Bwog staffer Julia Butareva reviews the Whitney Museum of American Art’s exhibit featuring drawings by Raymond Pettibon.

As I walked into the Raymond Pettibon exhibition at the Whitney, a well-dressed mother walked in with her toddler. The kid babbled and squealed while I was trying to watch the video. “If you want culture,” I thought, “this is not where you should take your kid. Try the Museum of Natural History, or maybe the Met.” But after a few minutes of listening to several narrators making declarations like, “ ‘T’wasn’t me,’ quoth the raven,” and, “‘The world is big!’ ‘The world is small!’ ‘With a big enough O, you can swallow it whole!’” I began to relax. The kid was all right. It was all about subjectivity and polyphonic narration when confronting symbols of power.

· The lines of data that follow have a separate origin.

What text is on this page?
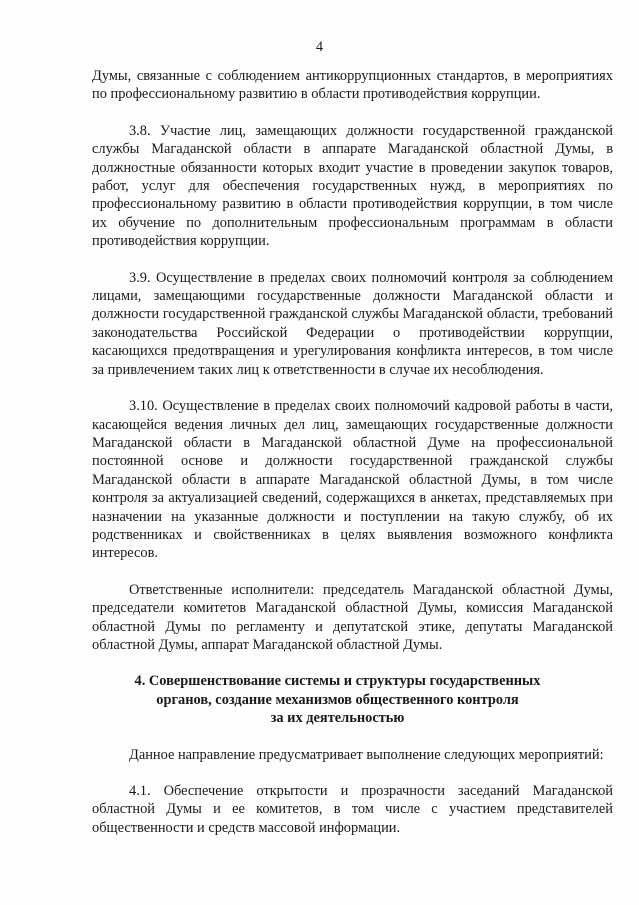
4

Думы, связанные с соблюдением антикоррупционных стандартов, в мероприятиях по профессиональному развитию в области противодействия коррупции.

3.8. Участие лиц, замещающих должности государственной гражданской службы Магаданской области в аппарате Магаданской областной Думы, в должностные обязанности которых входит участие в проведении закупок товаров, работ, услуг для обеспечения государственных нужд, в мероприятиях по профессиональному развитию в области противодействия коррупции, в том числе их обучение по дополнительным профессиональным программам в области противодействия коррупции.

3.9. Осуществление в пределах своих полномочий контроля за соблюдением лицами, замещающими государственные должности Магаданской области и должности государственной гражданской службы Магаданской области, требований законодательства Российской Федерации о противодействии коррупции, касающихся предотвращения и урегулирования конфликта интересов, в том числе за привлечением таких лиц к ответственности в случае их несоблюдения.

3.10. Осуществление в пределах своих полномочий кадровой работы в части, касающейся ведения личных дел лиц, замещающих государственные должности Магаданской области в Магаданской областной Думе на профессиональной постоянной основе и должности государственной гражданской службы Магаданской области в аппарате Магаданской областной Думы, в том числе контроля за актуализацией сведений, содержащихся в анкетах, представляемых при назначении на указанные должности и поступлении на такую службу, об их родственниках и свойственниках в целях выявления возможного конфликта интересов.

Ответственные исполнители: председатель Магаданской областной Думы, председатели комитетов Магаданской областной Думы, комиссия Магаданской областной Думы по регламенту и депутатской этике, депутаты Магаданской областной Думы, аппарат Магаданской областной Думы.

4. Совершенствование системы и структуры государственных
органов, создание механизмов общественного контроля
за их деятельностью

Данное направление предусматривает выполнение следующих мероприятий:

4.1. Обеспечение открытости и прозрачности заседаний Магаданской областной Думы и ее комитетов, в том числе с участием представителей общественности и средств массовой информации.
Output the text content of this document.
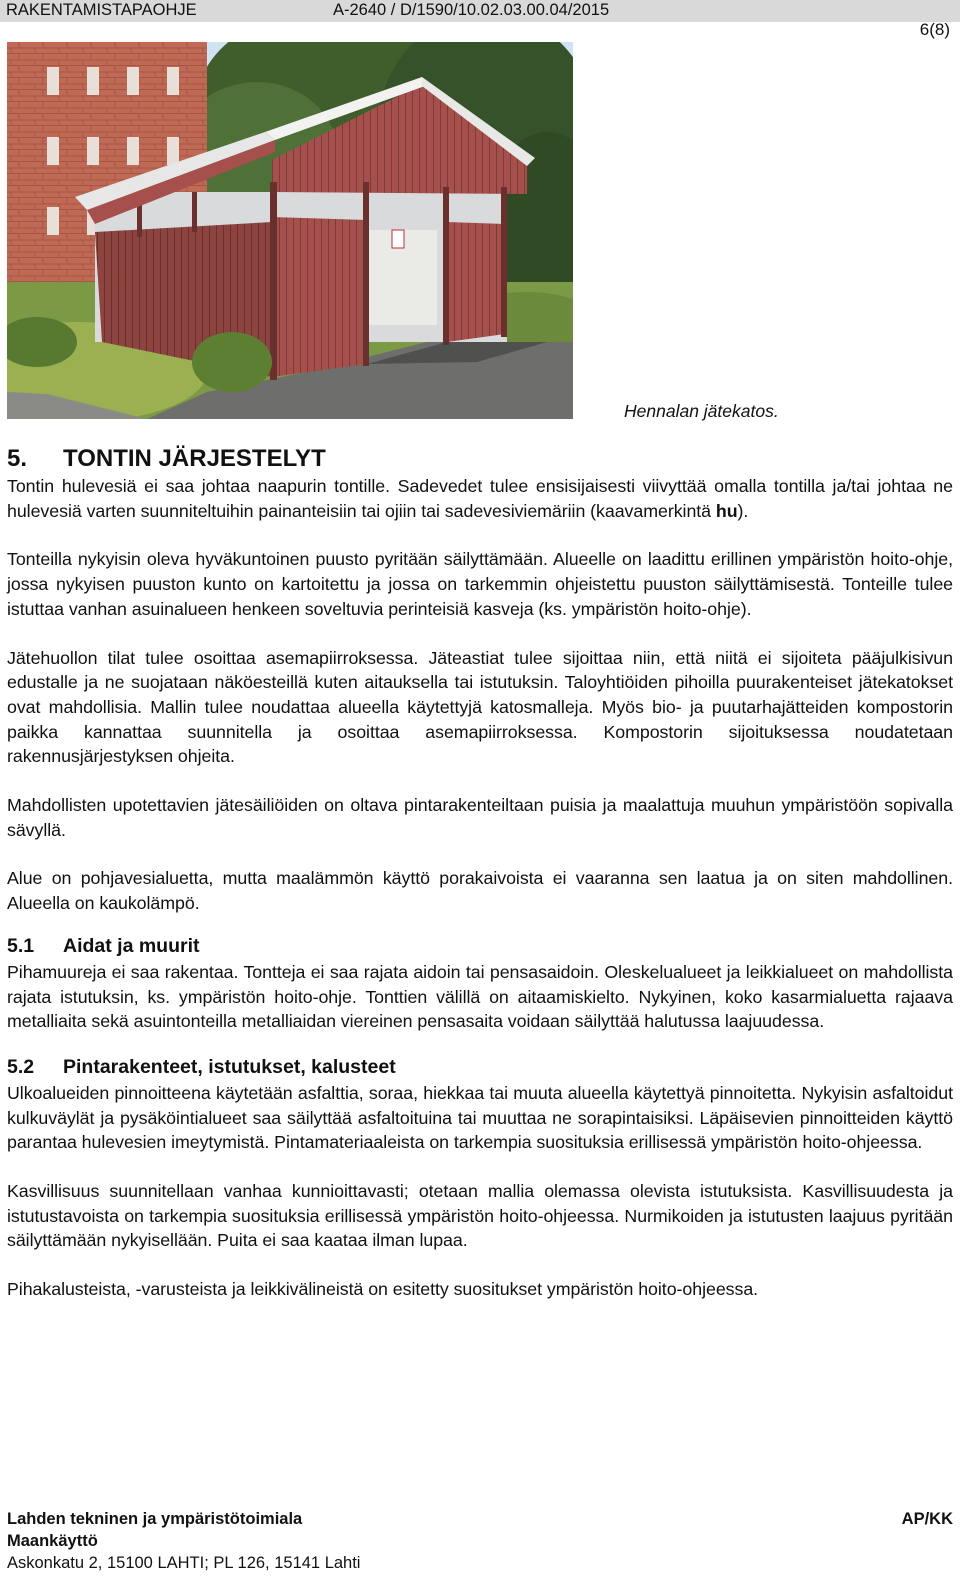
RAKENTAMISTAPAOHJE	A-2640 / D/1590/10.02.03.00.04/2015
6(8)
Hennalan jätekatos.
5.	TONTIN JÄRJESTELYT

Tontin hulevesiä ei saa johtaa naapurin tontille. Sadevedet tulee ensisijaisesti viivyttää omalla tontilla ja/tai johtaa ne hulevesiä varten suunniteltuihin painanteisiin tai ojiin tai sadevesiviemäriin (kaavamerkintä hu).

Tonteilla nykyisin oleva hyväkuntoinen puusto pyritään säilyttämään. Alueelle on laadittu erillinen ympäristön hoito-ohje, jossa nykyisen puuston kunto on kartoitettu ja jossa on tarkemmin ohjeistettu puuston säilyttämisestä. Tonteille tulee istuttaa vanhan asuinalueen henkeen soveltuvia perinteisiä kasveja (ks. ympäristön hoito-ohje).

Jätehuollon tilat tulee osoittaa asemapiirroksessa. Jäteastiat tulee sijoittaa niin, että niitä ei sijoiteta pääjulkisivun edustalle ja ne suojataan näköesteillä kuten aitauksella tai istutuksin. Taloyhtiöiden pihoilla puurakenteiset jätekatokset ovat mahdollisia. Mallin tulee noudattaa alueella käytettyjä katosmalleja. Myös bio- ja puutarhajätteiden kompostorin paikka kannattaa suunnitella ja osoittaa asemapiirroksessa. Kompostorin sijoituksessa noudatetaan rakennusjärjestyksen ohjeita.

Mahdollisten upotettavien jätesäiliöiden on oltava pintarakenteiltaan puisia ja maalattuja muuhun ympäristöön sopivalla sävyllä.

Alue on pohjavesialuetta, mutta maalämmön käyttö porakaivoista ei vaaranna sen laatua ja on siten mahdollinen. Alueella on kaukolämpö.

5.1	Aidat ja muurit

Pihamuureja ei saa rakentaa. Tontteja ei saa rajata aidoin tai pensasaidoin. Oleskelualueet ja leikkialueet on mahdollista rajata istutuksin, ks. ympäristön hoito-ohje. Tonttien välillä on aitaamiskielto. Nykyinen, koko kasarmialuetta rajaava metalliaita sekä asuintonteilla metalliaidan viereinen pensasaita voidaan säilyttää halutussa laajuudessa.

5.2	Pintarakenteet, istutukset, kalusteet

Ulkoalueiden pinnoitteena käytetään asfalttia, soraa, hiekkaa tai muuta alueella käytettyä pinnoitetta. Nykyisin asfaltoidut kulkuväylät ja pysäköintialueet saa säilyttää asfaltoituina tai muuttaa ne sorapintaisiksi. Läpäisevien pinnoitteiden käyttö parantaa hulevesien imeytymistä. Pintamateriaaleista on tarkempia suosituksia erillisessä ympäristön hoito-ohjeessa.

Kasvillisuus suunnitellaan vanhaa kunnioittavasti; otetaan mallia olemassa olevista istutuksista. Kasvillisuudesta ja istutustavoista on tarkempia suosituksia erillisessä ympäristön hoito-ohjeessa. Nurmikoiden ja istutusten laajuus pyritään säilyttämään nykyisellään. Puita ei saa kaataa ilman lupaa.

Pihakalusteista, -varusteista ja leikkivälineistä on esitetty suositukset ympäristön hoito-ohjeessa.

Lahden tekninen ja ympäristötoimiala
Maankäyttö
Askonkatu 2, 15100 LAHTI; PL 126, 15141 Lahti
AP/KK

Pettibon got his start making album covers for local punk rockers in LA in the early 1980’s. Soon, he became known for his works on paper and his skill at merging the avant-garde and the vernacular. Of late, he has included text, collage, and video in his work.

This show at the Whitney includes several gouache drawings on paper as well as an animated film done in the same cartoon-like style — confident, rather dry brushstrokes. The sources are all familiar: there are baseball players, 1950’s pinups, porn stars, surfers, and penguins. Recurring images seem to be those of power, like that of a black hole, an ocean wave, a cathedral, and a train.

The film is a non-narrative series of absurd yet vaguely familiar vignettes narrated by several characters who sometimes seem to be conversing, but at other times appear not to hear each other. A pedantic narrator who sounds as though he is reading something profound is interrupted by a chirpy-voiced woman: “Do you think I should wear my blue eye shadow?” Or a man is shown standing in front of a speeding train while someone dispassionately observes, “It’s all in the timing.” Mundane snatches of everyday dialogue are interrupted by what sound like passages from a romance novel.

The captions on the drawings are the same way: there is no central voice. All seem taken out of context, sometimes to rather unsettling effect. Some are clever and self-referential. “Untitled (He Waddles From)” shows a penguin, and a caption says, “He waddles from post to post, stopping at each work long enough to pose with it, like a magician pulling incongruencies out of his hat.” It’s impossible to know whether that refers to the viewer or the artist, and the effect is to make one suddenly conscious of how he behaves in a gallery.

Similarly, the various drawings of cathedrals and the individual voices that accompany them stop us from seeing these as symbols of monolithic religious authority; Pettibon exposes them for the personal symbols they are, meaning something different to each believer (or nonbeliever). Beneath all the cleverness with which Pettibon undermines cliché (“…like Jack and Rose on the Titanic, out love is here to stay”), there is something truly good here. Powerful symbols can stand, he seems to say — we just need to look at them from all sides.